Peut-on pour autant déduire de cette accroissement des effectifs dans les RH qu’ils seraient les principaux diffuseurs du bullshit managérial ? Pas de manière indubitable en tous cas, puisqu’aucune étude n’a été menée autour de cette hypothèse. On ne peut donc que formuler des hypothèses.

Fashion victim…

Sommés par leur hiérarchie de résoudre les problèmes pressants que rencontrent leurs organisations (quiet quitting, pénurie de main d’oeuvres, recrutement, grande démission, alignement, motivation etc.), les DRH sont à l’affut des dernières nouveautés, des plus récentes tendances et des solutions les plus efficaces qui leur permettraient de jouer le rôle que l’on attend d’eux : palier les problèmes organisationnels et les déficiences managériales de leur hiérarchies.

On en veut pour preuve la présence en masse des DRH lors des salons RH, forums et autres congrès.
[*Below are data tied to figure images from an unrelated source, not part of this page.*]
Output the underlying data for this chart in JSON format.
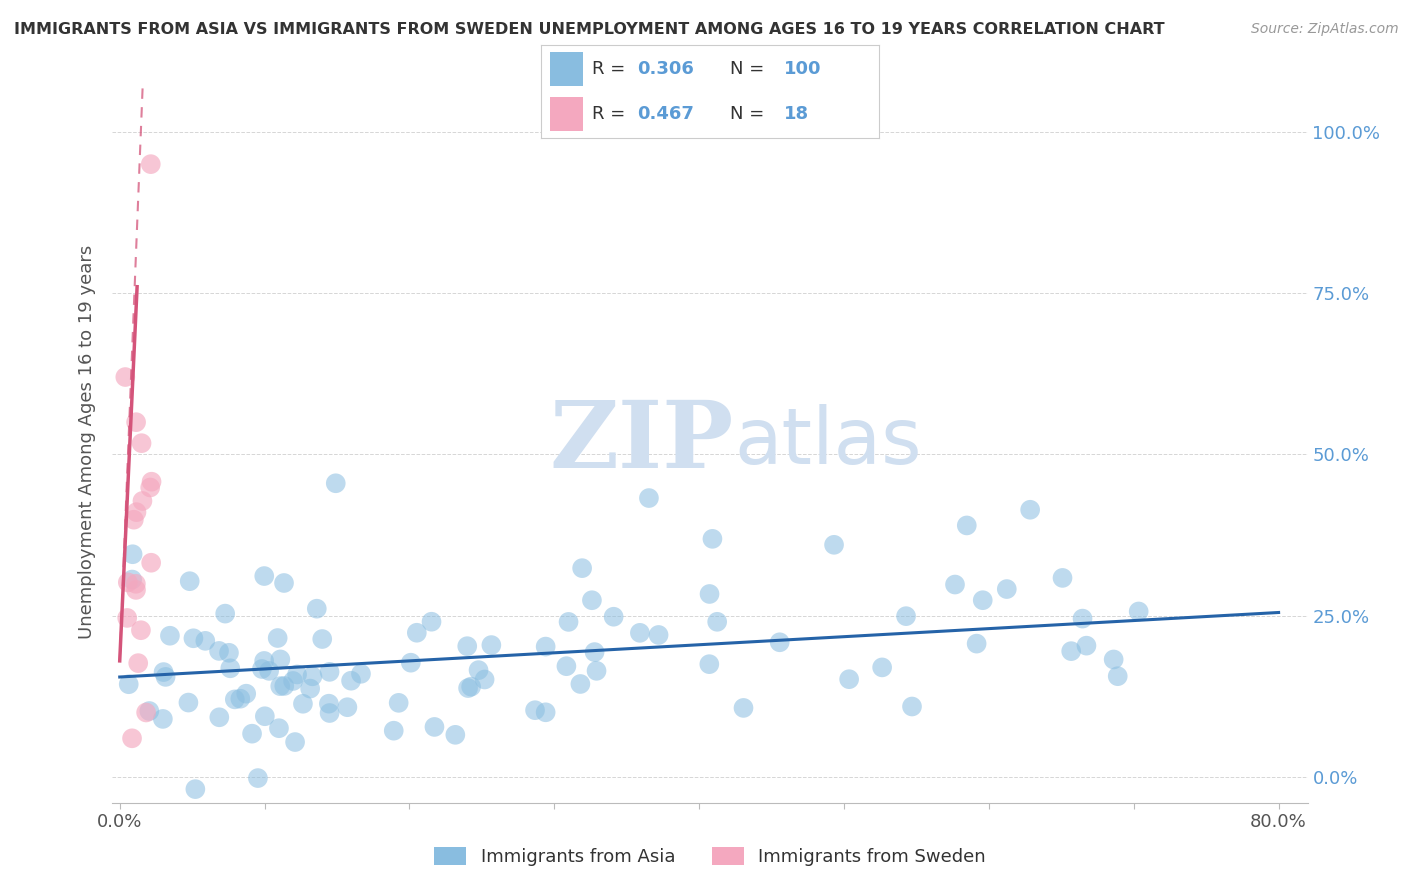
{
  "title": "IMMIGRANTS FROM ASIA VS IMMIGRANTS FROM SWEDEN UNEMPLOYMENT AMONG AGES 16 TO 19 YEARS CORRELATION CHART",
  "source": "Source: ZipAtlas.com",
  "ylabel": "Unemployment Among Ages 16 to 19 years",
  "xlim": [
    -0.005,
    0.82
  ],
  "ylim": [
    -0.04,
    1.08
  ],
  "color_asia": "#89bde0",
  "color_sweden": "#f4a8bf",
  "color_trend_asia": "#2563a8",
  "color_trend_sweden": "#d4547a",
  "watermark_color": "#d0dff0",
  "background": "#ffffff",
  "grid_color": "#cccccc",
  "right_tick_color": "#5B9BD5",
  "title_color": "#333333",
  "source_color": "#999999",
  "ylabel_color": "#555555",
  "xtick_color": "#555555",
  "legend_r1": "0.306",
  "legend_n1": "100",
  "legend_r2": "0.467",
  "legend_n2": "18",
  "trend_asia_x0": 0.0,
  "trend_asia_x1": 0.8,
  "trend_asia_y0": 0.155,
  "trend_asia_y1": 0.255,
  "trend_sweden_solid_x0": 0.0,
  "trend_sweden_solid_x1": 0.012,
  "trend_sweden_solid_y0": 0.18,
  "trend_sweden_solid_y1": 0.76,
  "trend_sweden_dash_x0": 0.0,
  "trend_sweden_dash_x1": 0.016,
  "trend_sweden_dash_y0": 0.18,
  "trend_sweden_dash_y1": 1.08
}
Face à leur quête quasi désespérée de remèdes, les solutions qui leur sont alors proposées pullulent : ici une application web et mobile de gestion de la motivation, là une plateforme nourrie à l’intelligence artificielle pour le recrutement, plus loin une « nouvelle méthode efficace pour combattre la charge mentale, développer de la résilience, appliquer l’attitude positive par la compréhension de l’étude de l’égo et de ses styles (déni, agressivité, fuite, victimisation) ».
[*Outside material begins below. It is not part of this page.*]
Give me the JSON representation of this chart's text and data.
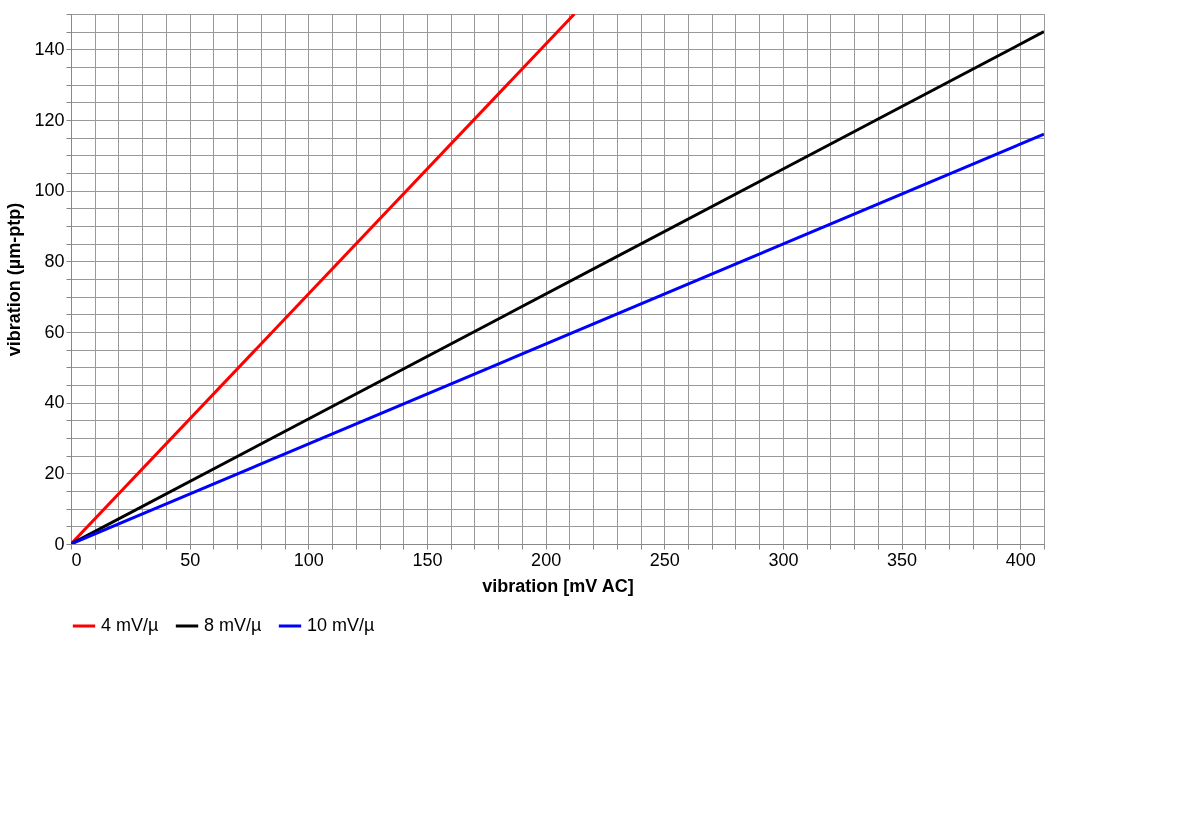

Pas surprenant dès lors qu’ils puissent constituer consciemment ou contre leur gré la porte d’entrée principale du tout et du n’importe quoi dans les organisations, c’est-à-dire du bullshit managérial qui assiège et assomme nos organisations (bienveillance, bonheur au travail, leadership transformationnel etc.) et dont ils deviennent les vecteurs de propagation principaux.

… ou victime du management

Mais rendre les DRH seuls responsables du bullshit managérial serait faux et donc injuste. Au même titre que les managers qui ne sont pas particulièrement bien traités dans nos organisations (nous y reviendront dans une prochaine chronique) et dont on cherche à se débarrasser, les DRH ne font que répondre, parfois bien malgré eux, aux injonctions de leurs dirigeants qui ne comprennent plus ce qu’est une organisation et ce qu’elles sont devenues (des bureaucraties achevées ou liquides) et qui exigent qu’on leur trouve un « truc », un « machin » pour répondre aux problèmes bien réels du management contemporain. Quitte à ce que cela soit du n’importe quoi.

Si de prime abord ces DRH sont soulagés et ravis de revenir du dernier salon RH avec une solution « clé en main », ils réalisent rapidement que dans l’organisation, cela est un peu plus compliqué que ce qu’on leur a vendu. Et surtout, nombre d’entre eux sont bien conscients qu’ils sont pris dans un étau. Au-dessus, la hiérarchie les presse de « booster les RH ». Au-dessous, les managers et les collaborateurs attendent que l’on réponde à leurs difficultés. La tâche est impossible, sauf à accepter des recettes simplistes, accrocheuses et universelles.

On est en passe de transformer nos DRH en applicateurs de bullshit managérial.

Eux et nous méritons mieux que cela.